By Sarah Rabil
Jan. 19 (Bloomberg) -- Mexican billionaire Carlos Slim is in talks to invest about $250 million in New York Times Co., its flagship newspaper reported, as the publisher pursues financing to help offset a deepening slide in advertising.
Slim may buy 10-year notes that are convertible into common stock and receive a special annual dividend as high as 10 percent on the investment, the Times reported yesterday, citing people briefed on the talks. The board plans to meet today to approve the deal, which may be announced tomorrow, the newspaper said.
New York Times, with a $400 million credit facility expiring in May, is trying to shore up cash and pay down debt as ad sales dry up. The company slashed its dividend in November and is trying to raise $225 million from a sale-leaseback of its Manhattan headquarters. The company is also seeking a buyer for its stake in the Boston Red Sox baseball team, according to a person with knowledge of the talks.

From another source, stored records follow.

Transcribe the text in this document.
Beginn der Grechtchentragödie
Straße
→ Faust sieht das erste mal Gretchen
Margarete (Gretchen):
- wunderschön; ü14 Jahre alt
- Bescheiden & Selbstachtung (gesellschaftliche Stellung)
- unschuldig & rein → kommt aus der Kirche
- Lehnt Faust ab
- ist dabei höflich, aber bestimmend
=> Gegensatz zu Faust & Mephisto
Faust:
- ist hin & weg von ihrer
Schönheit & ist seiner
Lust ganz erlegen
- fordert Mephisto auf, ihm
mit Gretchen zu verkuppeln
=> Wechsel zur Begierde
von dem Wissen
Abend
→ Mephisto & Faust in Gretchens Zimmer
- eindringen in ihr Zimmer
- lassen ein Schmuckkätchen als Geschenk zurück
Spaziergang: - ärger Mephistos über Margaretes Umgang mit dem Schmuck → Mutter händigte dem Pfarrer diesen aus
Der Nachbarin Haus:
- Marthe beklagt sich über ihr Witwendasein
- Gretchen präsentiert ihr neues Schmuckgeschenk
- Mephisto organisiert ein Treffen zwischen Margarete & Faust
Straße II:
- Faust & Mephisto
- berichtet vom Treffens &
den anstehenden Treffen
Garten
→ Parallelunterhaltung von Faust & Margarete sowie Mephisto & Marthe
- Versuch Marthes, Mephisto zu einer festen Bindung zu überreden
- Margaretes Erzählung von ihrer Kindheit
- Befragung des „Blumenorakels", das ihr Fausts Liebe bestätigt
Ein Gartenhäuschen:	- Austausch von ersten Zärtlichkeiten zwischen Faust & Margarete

Slim, the world’s second-richest man according to Forbes magazine, is increasing his holdings in the New York-based newspaper publisher from a 6.4 percent passive stake as of Sept. 4. Slim, 68, is the third-biggest investor in the company outside of the controlling Ochs-Sulzberger family.
At the time of his initial investment, he cited the company’s “attractive value.” Since Slim’s holdings were reported in a September regulatory filing, the shares have slid 52 percent. They closed at $6.41 Jan. 16 on the New York Stock Exchange, making Slim’s stake worth about $58.3 million, down from $121.2 million on Sept. 4.
No Voting Rights
The Wall Street Journal reported Jan. 17 that Slim was in talks to invest more in the company, including a possible preferred-stock issue with no special voting rights.
Catherine Mathis, a spokeswoman for New York Times, and Slim’s spokesman Arturo Elias Ayub declined to comment.
In a December memo to employees, Arthur Sulzberger Jr., the company’s chairman and the publisher of its flagship newspaper, called the 2009 financial outlook “daunting.” New York Times, the third-largest U.S. newspaper publisher, posted a 13 percent drop in ad sales for the first 11 months of 2008, including a 21 percent plunge in November.
Last month, the company said it was open to funding options that include revolving debt, public offerings and private placements. New York Times also said it was in talks with lenders and doesn’t plan to fully replace the $400 million credit facility. The publisher finished the third quarter with $1.1 billion in debt and $46 million in cash and equivalents.
Slim owns America Movil SAB, Latin America’s largest mobile- phone service provider, and Telefonos de Mexico SAB, that country’s biggest land-line operator.